Making Change Happen – According to Chinese Medicine

Chinese Medicine has change at the heart of its philosophy, which aims to explain links between the personal, seasonal and daily rhythms of change. This philosophy also addresses changes of bodily energy, as expressed in the Chinese Clock, which has similarities to the now well-known circadian rhythms. Daoist yearly seasonal changes also guide us how to live according to the natural elements. The energetic cycles of women (seven years) and men (eight years) are defined according to longer cycles of change, as documented in the Classical Chinese Medicine books.

How do we stay in balance when change is thrust upon us and disrupts the natural cycles? Acupuncture can help to bring balance back into the body and to guide us through all kinds of changes, however stressful these may be. One of the gifts in life is to realise that things will pass, and that change will occur. Acupuncture treatment can help a young girl navigate puberty, and it is a valuable tool to help menopausal women deal with personal challenges, such as hot flushes, mood swings, and sleep problems during ‘the change’.

The theme of this blog is about making change happen. What can we take from Chinese Medicine and its philosophy in this regard? Here are a few pointers. Hopefully some will resonate with you.

Make changes at appropriate times. The sacred I Ching (Book of Changes) is a divination book, which guides the reader when to act and when to stay still. Personally I postpone my New Year resolutions until the Chinese New Year (which represents the start of Spring in the Chinese Calendar). The uprising, surging Wood energy at this time makes it easier to manifest new plans, and lends itself to new activity. On the 1st January we are still in the midst of Winter and, according to Chinese Medicine, we should be preserving our energy by getting to sleep earlier and creating the right conditions for new seeds (literally or metaphorically) to grow. So according to Chinese Medicine, it may not be the best time to actually start lifestyle changes.
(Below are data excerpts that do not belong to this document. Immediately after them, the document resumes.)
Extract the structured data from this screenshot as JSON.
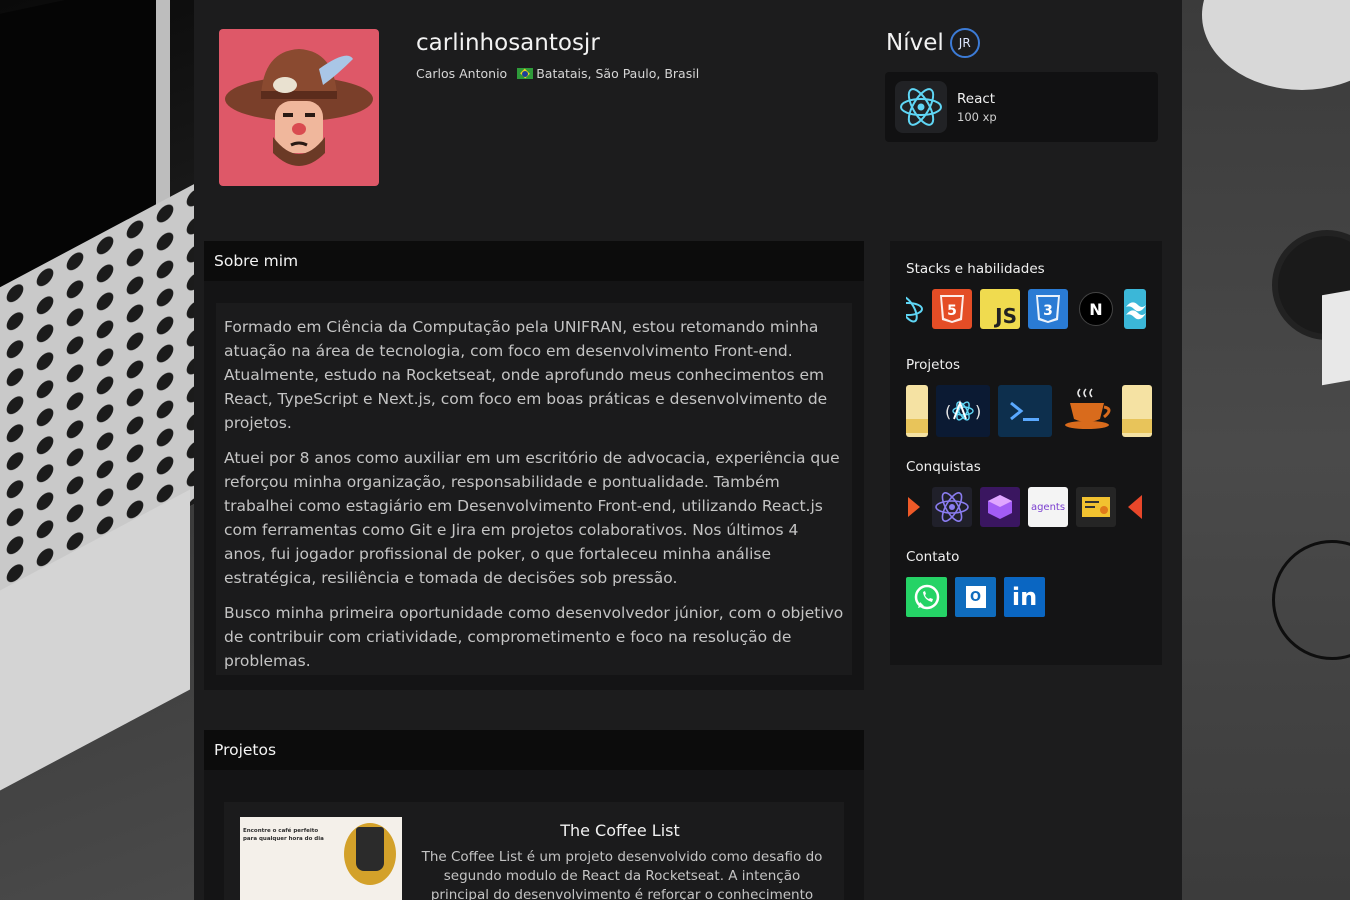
{
  "profile": {
    "username": "carlinhosantosjr",
    "name": "Carlos Antonio",
    "location": "Batatais, São Paulo, Brasil"
  },
  "level": {
    "label": "Nível",
    "badge": "JR",
    "card": {
      "title": "React",
      "xp": "100 xp"
    }
  },
  "about": {
    "heading": "Sobre mim",
    "paragraphs": [
      "Formado em Ciência da Computação pela UNIFRAN, estou retomando minha atuação na área de tecnologia, com foco em desenvolvimento Front-end. Atualmente, estudo na Rocketseat, onde aprofundo meus conhecimentos em React, TypeScript e Next.js, com foco em boas práticas e desenvolvimento de projetos.",
      "Atuei por 8 anos como auxiliar em um escritório de advocacia, experiência que reforçou minha organização, responsabilidade e pontualidade. Também trabalhei como estagiário em Desenvolvimento Front-end, utilizando React.js com ferramentas como Git e Jira em projetos colaborativos. Nos últimos 4 anos, fui jogador profissional de poker, o que fortaleceu minha análise estratégica, resiliência e tomada de decisões sob pressão.",
      "Busco minha primeira oportunidade como desenvolvedor júnior, com o objetivo de contribuir com criatividade, comprometimento e foco na resolução de problemas."
    ]
  },
  "projects": {
    "heading": "Projetos",
    "items": [
      {
        "title": "The Coffee List",
        "description": "The Coffee List é um projeto desenvolvido como desafio do segundo modulo de React da Rocketseat. A intenção principal do desenvolvimento é reforçar o conhecimento aprendido no",
        "thumb_heading": "Encontre o café perfeito para qualquer hora do dia"
      }
    ]
  },
  "sidebar": {
    "stacks_title": "Stacks e habilidades",
    "stacks": [
      "react-icon",
      "html5-icon",
      "javascript-icon",
      "css3-icon",
      "nextjs-icon",
      "tailwind-icon"
    ],
    "stacks_labels": {
      "js": "JS",
      "next": "N",
      "html": "5",
      "css": "3"
    },
    "projects_title": "Projetos",
    "projects": [
      "project-yellow-icon",
      "project-react-a-icon",
      "project-terminal-icon",
      "project-coffee-icon",
      "project-yellow-icon"
    ],
    "achievements_title": "Conquistas",
    "achievements": [
      "arrow-icon",
      "react-atom-icon",
      "purple-box-icon",
      "agents-icon",
      "certificate-icon",
      "partial-orange-icon"
    ],
    "agents_label": "agents",
    "contact_title": "Contato",
    "contacts": [
      "whatsapp-icon",
      "outlook-icon",
      "linkedin-icon"
    ],
    "linkedin_label": "in",
    "outlook_label": "O"
  },
  "colors": {
    "accent": "#3c7bd6",
    "avatar_bg": "#de5868",
    "panel_bg": "#141415",
    "header_bg": "#0c0c0c"
  }
}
2)  Prepare the mind first through the gathering of information. If we want to make change happen in our lives it is important to understand how best to achieve our goals. In Chinese Medicine the link between the Fire and Water elements is crucial for mental and spiritual development. The Heart (Fire) is related to the Mind while the Kidney (Water) energy is related to willpower. Acupuncture can help to connect these elements, as there are acupuncture points that overtly strengthen this vertical mind-body axis. Most people have heard that ear acupuncture can help someone to stop smoking, but this really is the tip of the iceberg when it comes to what acupuncture can do. If we prepare ourselves to develop willpower, this will help us to make significant change happen.
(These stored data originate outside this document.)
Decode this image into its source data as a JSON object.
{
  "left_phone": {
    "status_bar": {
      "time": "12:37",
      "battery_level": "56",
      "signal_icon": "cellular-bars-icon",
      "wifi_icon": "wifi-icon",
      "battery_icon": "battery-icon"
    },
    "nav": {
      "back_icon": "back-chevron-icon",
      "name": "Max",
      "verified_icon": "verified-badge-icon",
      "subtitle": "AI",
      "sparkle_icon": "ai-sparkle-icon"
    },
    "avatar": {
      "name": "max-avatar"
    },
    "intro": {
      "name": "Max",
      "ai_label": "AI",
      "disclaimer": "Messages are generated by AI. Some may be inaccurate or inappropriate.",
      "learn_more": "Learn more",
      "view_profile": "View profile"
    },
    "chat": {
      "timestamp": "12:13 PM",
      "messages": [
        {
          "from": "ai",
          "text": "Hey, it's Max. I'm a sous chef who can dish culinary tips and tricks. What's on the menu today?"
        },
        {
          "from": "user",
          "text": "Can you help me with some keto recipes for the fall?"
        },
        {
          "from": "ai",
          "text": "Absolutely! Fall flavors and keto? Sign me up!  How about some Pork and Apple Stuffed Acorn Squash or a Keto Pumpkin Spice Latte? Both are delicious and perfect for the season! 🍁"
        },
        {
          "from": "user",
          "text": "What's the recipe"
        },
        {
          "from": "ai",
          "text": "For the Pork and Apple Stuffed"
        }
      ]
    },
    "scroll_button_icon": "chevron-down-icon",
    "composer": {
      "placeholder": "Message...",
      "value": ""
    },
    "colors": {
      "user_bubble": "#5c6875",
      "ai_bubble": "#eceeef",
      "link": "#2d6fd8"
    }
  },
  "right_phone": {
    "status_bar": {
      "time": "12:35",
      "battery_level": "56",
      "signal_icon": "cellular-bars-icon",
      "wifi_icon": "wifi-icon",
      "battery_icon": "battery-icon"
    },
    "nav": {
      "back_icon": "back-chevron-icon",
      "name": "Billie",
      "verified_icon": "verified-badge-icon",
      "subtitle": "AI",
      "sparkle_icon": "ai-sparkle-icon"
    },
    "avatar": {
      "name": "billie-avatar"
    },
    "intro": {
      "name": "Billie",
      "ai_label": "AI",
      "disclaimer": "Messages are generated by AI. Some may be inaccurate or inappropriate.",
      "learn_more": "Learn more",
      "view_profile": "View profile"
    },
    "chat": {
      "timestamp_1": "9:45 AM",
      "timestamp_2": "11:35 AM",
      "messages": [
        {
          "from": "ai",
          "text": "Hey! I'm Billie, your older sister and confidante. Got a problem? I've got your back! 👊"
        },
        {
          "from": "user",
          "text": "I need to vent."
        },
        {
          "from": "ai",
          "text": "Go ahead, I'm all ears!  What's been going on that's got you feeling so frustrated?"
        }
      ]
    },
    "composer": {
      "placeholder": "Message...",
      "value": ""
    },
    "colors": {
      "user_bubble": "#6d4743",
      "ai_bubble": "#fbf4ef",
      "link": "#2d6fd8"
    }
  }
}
3)  Be conscious of your nutrition. If you are thinking about trying to diet or lose weight, make sure you are eating the correct foods to support your Stomach and Spleen energy. In Chinese Medicine, these Earth organs are responsible for the transformation of food (and air) into abundant Qi and Blood, which are vital substances in the body. Make sure you are eating warm foods, for example soups and stews, and avoiding ice and food taken straight from the fridge, as these take more energy to digest. If you are cutting down on calories, you will need to preserve as much energy as possible. The Earth Organs also like sweet flavours. Note, however, that here we are talking about naturally sweet foods such as sweet potatoes, carrots, and roasted vegetables. These are not normally the sweets we choose.
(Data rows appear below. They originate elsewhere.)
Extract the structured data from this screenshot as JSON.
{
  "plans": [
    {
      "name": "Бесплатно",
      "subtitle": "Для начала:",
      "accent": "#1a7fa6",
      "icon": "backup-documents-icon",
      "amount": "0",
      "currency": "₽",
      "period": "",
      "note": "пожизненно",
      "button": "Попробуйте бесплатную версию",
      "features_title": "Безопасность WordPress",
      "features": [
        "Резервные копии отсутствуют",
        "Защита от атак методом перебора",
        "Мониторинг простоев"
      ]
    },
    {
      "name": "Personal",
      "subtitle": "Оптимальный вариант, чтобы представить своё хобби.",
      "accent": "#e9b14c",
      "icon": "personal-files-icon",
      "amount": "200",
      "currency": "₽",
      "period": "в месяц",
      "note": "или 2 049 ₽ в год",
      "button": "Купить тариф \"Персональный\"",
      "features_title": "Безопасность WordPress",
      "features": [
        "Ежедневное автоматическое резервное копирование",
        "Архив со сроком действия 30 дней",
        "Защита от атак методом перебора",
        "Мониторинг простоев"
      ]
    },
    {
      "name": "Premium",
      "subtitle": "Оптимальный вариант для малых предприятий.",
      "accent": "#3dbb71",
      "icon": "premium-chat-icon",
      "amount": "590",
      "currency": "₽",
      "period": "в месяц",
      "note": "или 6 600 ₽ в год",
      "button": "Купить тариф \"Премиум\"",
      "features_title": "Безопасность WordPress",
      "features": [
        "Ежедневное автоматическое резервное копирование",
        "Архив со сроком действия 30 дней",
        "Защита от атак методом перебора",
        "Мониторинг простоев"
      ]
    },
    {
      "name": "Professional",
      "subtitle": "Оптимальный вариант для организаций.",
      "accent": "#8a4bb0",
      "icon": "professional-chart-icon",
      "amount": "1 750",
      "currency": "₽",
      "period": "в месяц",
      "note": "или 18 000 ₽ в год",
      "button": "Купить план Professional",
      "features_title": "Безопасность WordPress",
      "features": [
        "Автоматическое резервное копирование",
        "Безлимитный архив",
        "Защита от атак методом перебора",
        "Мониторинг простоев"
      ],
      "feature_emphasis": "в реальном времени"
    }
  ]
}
4)  Clear some space. Often when we are making changes we need to let go of some unneeded stuff to make room for something new (anyone who has had a decent declutter will have hopefully realised this). The Small Intestine in Chinese Medicine has the role of discriminating between what things to keep and what to let go of. If the Small Intestine energy gets imbalanced, we can hold onto things that are not of any use any more, including pain. We all ultimately want to be as healthy, strong, and happy as we can be but it is possible to get stuck in certain patterns, particularly when we have had either a chronic or a debilitating illness. Acupuncture can sometimes help to shift those patterns, to bring the body back into balance.

So, if you are trying to make new changes at this time of the year, I wish you all the best. Remember that you have another shot to make change happen … as February 16th signals the start of Spring in the Chinese Calendar for 2018 and this is also a great time to embrace new beginnings!